Here's What We Know About The Jussie Smollett Trial Verdict

In January 2019, "Empire" actor Jussie Smollett told Chicago police that he was attacked by two men in masks at around 2 a.m. who struck him in the face, doused him in an "unknown chemical substance," tied a rope around his neck, and made allusions to "Make America Great Again," Donald Trump's slogan, according to the BBC. While a whole host of celebrities and his cast members from "Empire" were busy voicing their support for Smollett, information began surfacing that proved that he might have fabricated the attack. For nearly a month, the police searched for the true culprit behind the attack — until they finally announced in February 2019 that Smollett himself had actually hired "Empire" extras Obabinjo and Abimbola Osundairo to stage the attack that took place in January 2019.

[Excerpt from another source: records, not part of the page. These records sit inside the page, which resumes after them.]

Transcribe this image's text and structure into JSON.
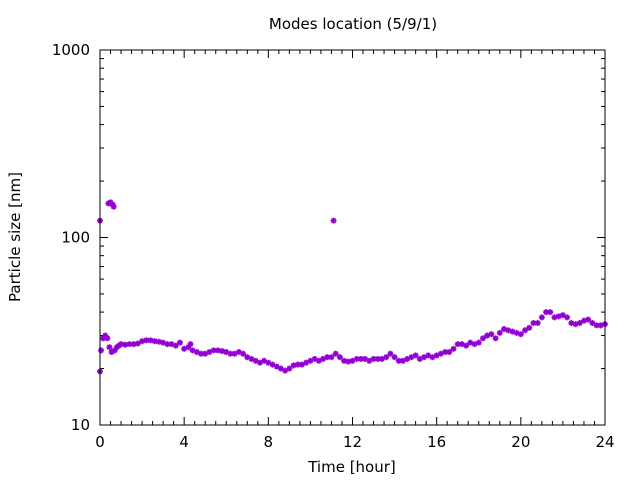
{
  "chart_data": {
    "type": "scatter",
    "title": "Modes location (5/9/1)",
    "xlabel": "Time [hour]",
    "ylabel": "Particle size [nm]",
    "xlim": [
      0,
      24
    ],
    "ylim": [
      10,
      1000
    ],
    "yscale": "log",
    "xticks": [
      0,
      4,
      8,
      12,
      16,
      20,
      24
    ],
    "yticks": [
      10,
      100,
      1000
    ],
    "xtick_labels": [
      "0",
      "4",
      "8",
      "12",
      "16",
      "20",
      "24"
    ],
    "ytick_labels": [
      "10",
      "100",
      "1000"
    ],
    "grid": false,
    "marker_color": "#9400d3",
    "series": [
      {
        "values": [
          [
            0.0,
            19.3
          ],
          [
            0.0,
            123
          ],
          [
            0.05,
            25
          ],
          [
            0.15,
            29
          ],
          [
            0.25,
            30
          ],
          [
            0.35,
            29
          ],
          [
            0.4,
            152
          ],
          [
            0.45,
            26
          ],
          [
            0.5,
            154
          ],
          [
            0.55,
            24.5
          ],
          [
            0.6,
            150
          ],
          [
            0.65,
            146
          ],
          [
            0.7,
            25
          ],
          [
            0.8,
            26
          ],
          [
            0.9,
            26.5
          ],
          [
            1.0,
            27
          ],
          [
            1.2,
            26.8
          ],
          [
            1.4,
            27
          ],
          [
            1.6,
            27
          ],
          [
            1.8,
            27.2
          ],
          [
            2.0,
            28
          ],
          [
            2.2,
            28.3
          ],
          [
            2.4,
            28.3
          ],
          [
            2.6,
            28
          ],
          [
            2.8,
            27.8
          ],
          [
            3.0,
            27.5
          ],
          [
            3.2,
            27
          ],
          [
            3.4,
            27
          ],
          [
            3.6,
            26.5
          ],
          [
            3.8,
            27.5
          ],
          [
            4.0,
            25.5
          ],
          [
            4.2,
            26
          ],
          [
            4.3,
            27
          ],
          [
            4.4,
            25
          ],
          [
            4.6,
            24.5
          ],
          [
            4.8,
            24
          ],
          [
            5.0,
            24
          ],
          [
            5.2,
            24.5
          ],
          [
            5.4,
            25
          ],
          [
            5.6,
            25
          ],
          [
            5.8,
            24.8
          ],
          [
            6.0,
            24.5
          ],
          [
            6.2,
            24
          ],
          [
            6.4,
            24
          ],
          [
            6.6,
            24.5
          ],
          [
            6.8,
            24
          ],
          [
            7.0,
            23
          ],
          [
            7.2,
            22.5
          ],
          [
            7.4,
            22
          ],
          [
            7.6,
            21.5
          ],
          [
            7.8,
            22
          ],
          [
            8.0,
            21.5
          ],
          [
            8.2,
            21
          ],
          [
            8.4,
            20.5
          ],
          [
            8.6,
            20
          ],
          [
            8.8,
            19.5
          ],
          [
            9.0,
            20
          ],
          [
            9.2,
            20.8
          ],
          [
            9.4,
            21
          ],
          [
            9.6,
            21
          ],
          [
            9.8,
            21.5
          ],
          [
            10.0,
            22
          ],
          [
            10.2,
            22.5
          ],
          [
            10.4,
            22
          ],
          [
            10.6,
            22.5
          ],
          [
            10.8,
            23
          ],
          [
            11.0,
            23
          ],
          [
            11.1,
            123
          ],
          [
            11.2,
            24
          ],
          [
            11.4,
            23
          ],
          [
            11.6,
            22
          ],
          [
            11.8,
            21.8
          ],
          [
            12.0,
            22
          ],
          [
            12.2,
            22.5
          ],
          [
            12.4,
            22.5
          ],
          [
            12.6,
            22.5
          ],
          [
            12.8,
            22
          ],
          [
            13.0,
            22.5
          ],
          [
            13.2,
            22.5
          ],
          [
            13.4,
            22.5
          ],
          [
            13.6,
            23
          ],
          [
            13.8,
            24
          ],
          [
            14.0,
            23
          ],
          [
            14.2,
            22
          ],
          [
            14.4,
            22
          ],
          [
            14.6,
            22.5
          ],
          [
            14.8,
            23
          ],
          [
            15.0,
            23.5
          ],
          [
            15.2,
            22.5
          ],
          [
            15.4,
            23
          ],
          [
            15.6,
            23.5
          ],
          [
            15.8,
            23
          ],
          [
            16.0,
            23.5
          ],
          [
            16.2,
            24
          ],
          [
            16.4,
            24.5
          ],
          [
            16.6,
            24.5
          ],
          [
            16.8,
            25.5
          ],
          [
            17.0,
            27
          ],
          [
            17.2,
            27
          ],
          [
            17.4,
            26.5
          ],
          [
            17.6,
            27.5
          ],
          [
            17.8,
            27
          ],
          [
            18.0,
            27.5
          ],
          [
            18.2,
            29
          ],
          [
            18.4,
            30
          ],
          [
            18.6,
            30.5
          ],
          [
            18.8,
            29
          ],
          [
            19.0,
            31
          ],
          [
            19.2,
            32.5
          ],
          [
            19.4,
            32
          ],
          [
            19.6,
            31.5
          ],
          [
            19.8,
            31
          ],
          [
            20.0,
            30.5
          ],
          [
            20.2,
            32
          ],
          [
            20.4,
            33
          ],
          [
            20.6,
            35
          ],
          [
            20.8,
            35
          ],
          [
            21.0,
            37.5
          ],
          [
            21.2,
            40
          ],
          [
            21.4,
            40
          ],
          [
            21.6,
            37.5
          ],
          [
            21.8,
            38
          ],
          [
            22.0,
            38.5
          ],
          [
            22.2,
            37.5
          ],
          [
            22.4,
            35
          ],
          [
            22.6,
            34.5
          ],
          [
            22.8,
            35
          ],
          [
            23.0,
            36
          ],
          [
            23.2,
            36.5
          ],
          [
            23.4,
            35
          ],
          [
            23.6,
            34
          ],
          [
            23.8,
            34
          ],
          [
            24.0,
            34.5
          ]
        ]
      }
    ]
  }
}
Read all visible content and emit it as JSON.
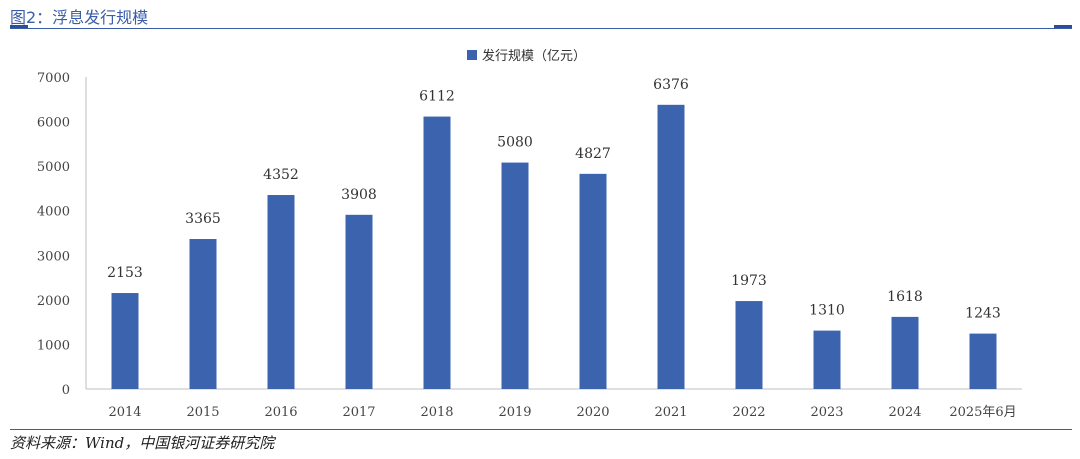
{
  "figure": {
    "title": "图2：浮息发行规模",
    "source": "资料来源：Wind，中国银河证券研究院"
  },
  "colors": {
    "bar": "#3c63ad",
    "title": "#3a5da8"
  },
  "chart_data": {
    "type": "bar",
    "categories": [
      "2014",
      "2015",
      "2016",
      "2017",
      "2018",
      "2019",
      "2020",
      "2021",
      "2022",
      "2023",
      "2024",
      "2025年6月"
    ],
    "series": [
      {
        "name": "发行规模（亿元）",
        "values": [
          2153,
          3365,
          4352,
          3908,
          6112,
          5080,
          4827,
          6376,
          1973,
          1310,
          1618,
          1243
        ]
      }
    ],
    "ylim": [
      0,
      7000
    ],
    "yticks": [
      0,
      1000,
      2000,
      3000,
      4000,
      5000,
      6000,
      7000
    ],
    "legend": "top-center",
    "grid": false
  }
}
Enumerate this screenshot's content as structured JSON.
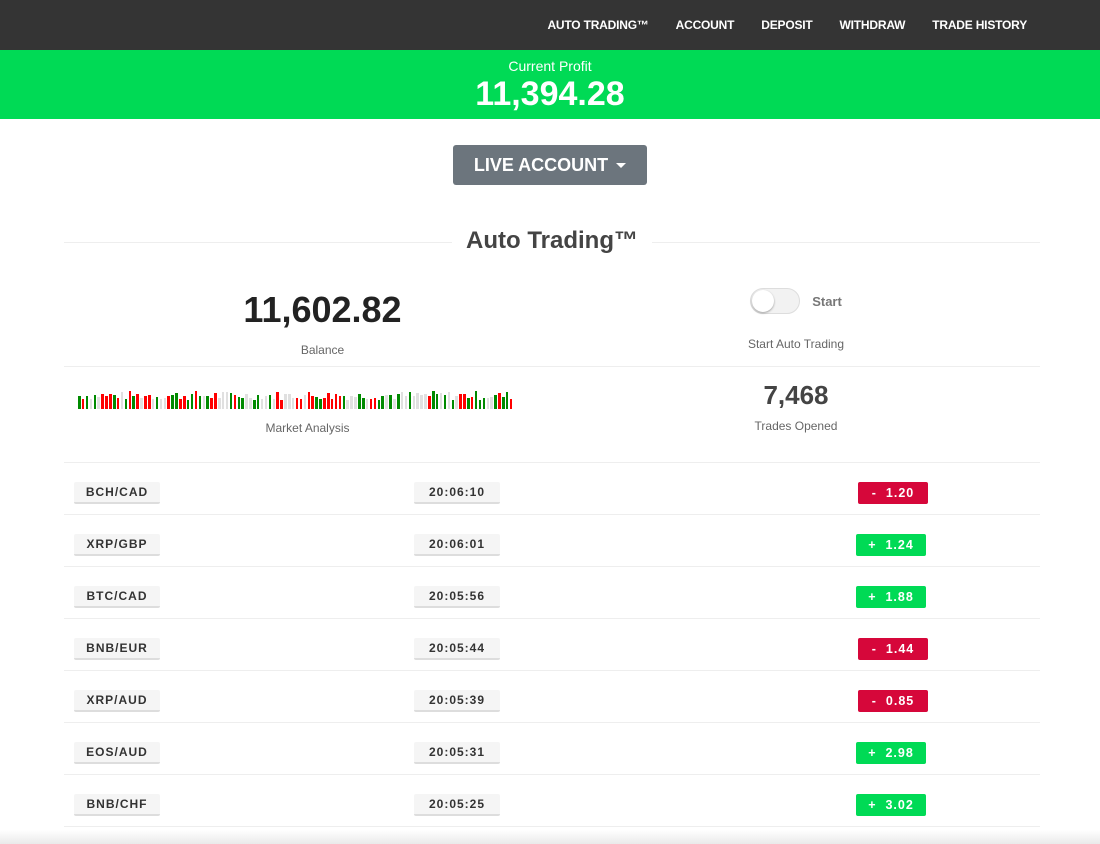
{
  "nav": [
    "AUTO TRADING™",
    "ACCOUNT",
    "DEPOSIT",
    "WITHDRAW",
    "TRADE HISTORY"
  ],
  "profit": {
    "label": "Current Profit",
    "value": "11,394.28"
  },
  "account_button": "LIVE ACCOUNT",
  "section_title": "Auto Trading™",
  "balance": {
    "value": "11,602.82",
    "label": "Balance"
  },
  "toggle": {
    "label": "Start",
    "caption": "Start Auto Trading",
    "on": false
  },
  "market": {
    "label": "Market Analysis"
  },
  "trades": {
    "value": "7,468",
    "label": "Trades Opened"
  },
  "colors": {
    "green": "#00da55",
    "red": "#d6073a",
    "nav": "#343434",
    "bar_green": "#008a00",
    "bar_red": "#ff0000",
    "bar_gray": "#e0e0e0"
  },
  "rows": [
    {
      "pair": "BCH/CAD",
      "time": "20:06:10",
      "change": "-  1.20",
      "dir": "down"
    },
    {
      "pair": "XRP/GBP",
      "time": "20:06:01",
      "change": "+  1.24",
      "dir": "up"
    },
    {
      "pair": "BTC/CAD",
      "time": "20:05:56",
      "change": "+  1.88",
      "dir": "up"
    },
    {
      "pair": "BNB/EUR",
      "time": "20:05:44",
      "change": "-  1.44",
      "dir": "down"
    },
    {
      "pair": "XRP/AUD",
      "time": "20:05:39",
      "change": "-  0.85",
      "dir": "down"
    },
    {
      "pair": "EOS/AUD",
      "time": "20:05:31",
      "change": "+  2.98",
      "dir": "up"
    },
    {
      "pair": "BNB/CHF",
      "time": "20:05:25",
      "change": "+  3.02",
      "dir": "up"
    }
  ]
}
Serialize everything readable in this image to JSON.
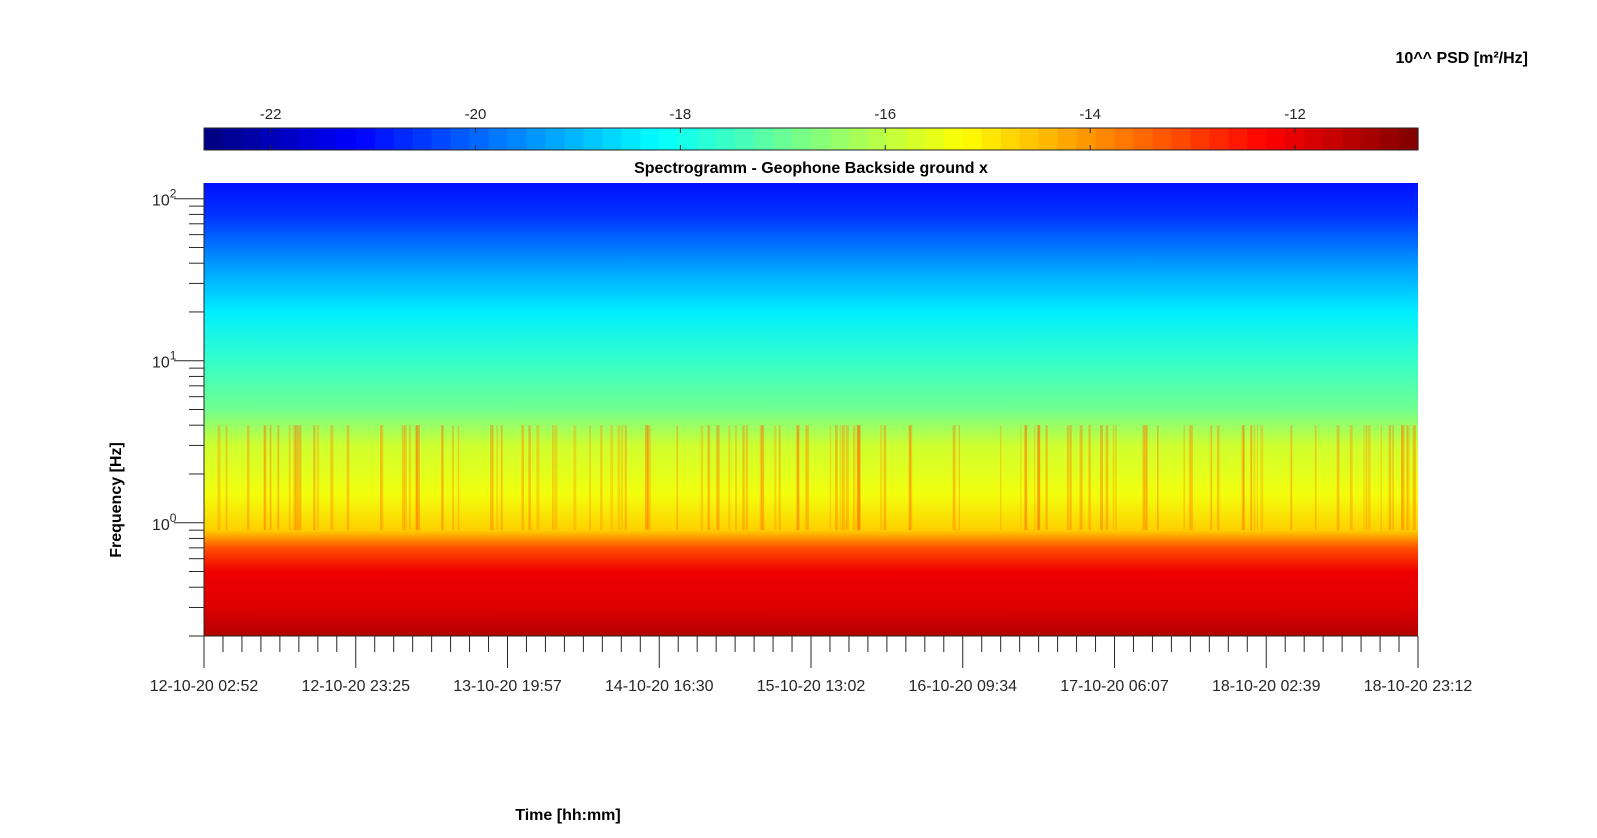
{
  "chart_data": {
    "type": "heatmap",
    "title": "Spectrogramm - Geophone Backside ground x",
    "xlabel": "Time [hh:mm]",
    "ylabel": "Frequency [Hz]",
    "colorbar": {
      "label": "10^^ PSD [m²/Hz]",
      "location": "top",
      "range": [
        -22.65,
        -10.8
      ],
      "ticks": [
        -22,
        -20,
        -18,
        -16,
        -14,
        -12
      ],
      "tick_labels": [
        "-22",
        "-20",
        "-18",
        "-16",
        "-14",
        "-12"
      ],
      "colormap": "jet"
    },
    "x": {
      "scale": "time",
      "range": [
        "12-10-20 02:52",
        "18-10-20 23:12"
      ],
      "tick_labels": [
        "12-10-20 02:52",
        "12-10-20 23:25",
        "13-10-20 19:57",
        "14-10-20 16:30",
        "15-10-20 13:02",
        "16-10-20 09:34",
        "17-10-20 06:07",
        "18-10-20 02:39",
        "18-10-20 23:12"
      ]
    },
    "y": {
      "scale": "log",
      "range": [
        0.2,
        125
      ],
      "ticks": [
        1,
        10,
        100
      ],
      "tick_labels": [
        {
          "base": "10",
          "exp": "0"
        },
        {
          "base": "10",
          "exp": "1"
        },
        {
          "base": "10",
          "exp": "2"
        }
      ]
    },
    "psd_profile": [
      {
        "freq": 0.2,
        "log10_psd": -11.4
      },
      {
        "freq": 0.3,
        "log10_psd": -11.9
      },
      {
        "freq": 0.5,
        "log10_psd": -12.1
      },
      {
        "freq": 0.7,
        "log10_psd": -13.2
      },
      {
        "freq": 0.9,
        "log10_psd": -14.7
      },
      {
        "freq": 1.5,
        "log10_psd": -15.4
      },
      {
        "freq": 3,
        "log10_psd": -15.8
      },
      {
        "freq": 5,
        "log10_psd": -16.9
      },
      {
        "freq": 10,
        "log10_psd": -17.6
      },
      {
        "freq": 20,
        "log10_psd": -18.4
      },
      {
        "freq": 40,
        "log10_psd": -19.4
      },
      {
        "freq": 80,
        "log10_psd": -20.6
      },
      {
        "freq": 125,
        "log10_psd": -21.0
      }
    ],
    "grid": false,
    "colors": {
      "axes": "#262626",
      "background": "#ffffff"
    }
  }
}
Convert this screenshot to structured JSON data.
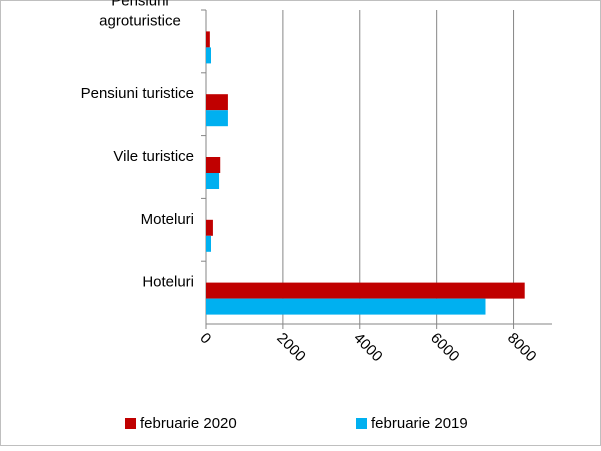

For reporting an alleged false crime to the Chicago Police Department, Smollett was arrested. However, shortly after he plead "Not Guilty" to the charges, it was announced in March 2019 that Smollett had been cleared of all charges, due to the fact that he paid a $10,000 bond payment and completed his required community service, per the BBC. A month later, the Chicago Police Department requested that Smollett pay for the hours of overtime that they wasted on his false claims. When Smollett refused to pay the police department the requested $130,000, they sued him. Months later, Smollett was officially charged with six counts of disorderly conduct and fired from "Empire," per Fox News.

Smollett was found guilty of five out of the six disorderly conduct charges

On Thursday, December 9, 2021, a jury found actor Jussie Smollett guilty of five out of the six charges of disorderly conduct that he faced for lying to the Chicago Police Department about being attacked back in 2019. According to AP News, disorderly conduct is a class four felony and typically comes with a prison sentence of three or more years. However, legal experts have estimated that Smollett will not face any jail time, and, instead, will likely be placed on probation and made to perform some form of community service.

At the conclusion of the trial, prosecutors were more than happy to hear that Smollett would be punished for what he had done. "To outright denigrate something as serious, as heinous, as a real hate crime, to denigrate it and then make sure it involved words and symbols that have such horrible historical significance in our country was just plain wrong to do it and he did," special prosecutor Dan Webb said, according to the New York Post.

Smollett, who has maintained his innocence since being charged for the first time in February 2019, took to the witness stand during the trial. While on the stand, Smollett insisted that he did not fake the hate crime. "It's pretty disappointing, what happened," Smollett's defense attorney, Nenye Uche, told reporters at the courthouse, per CNN. "But we remain confident that we're gonna come back and he's going to be vindicated." A post-trial hearing is set for January 2022.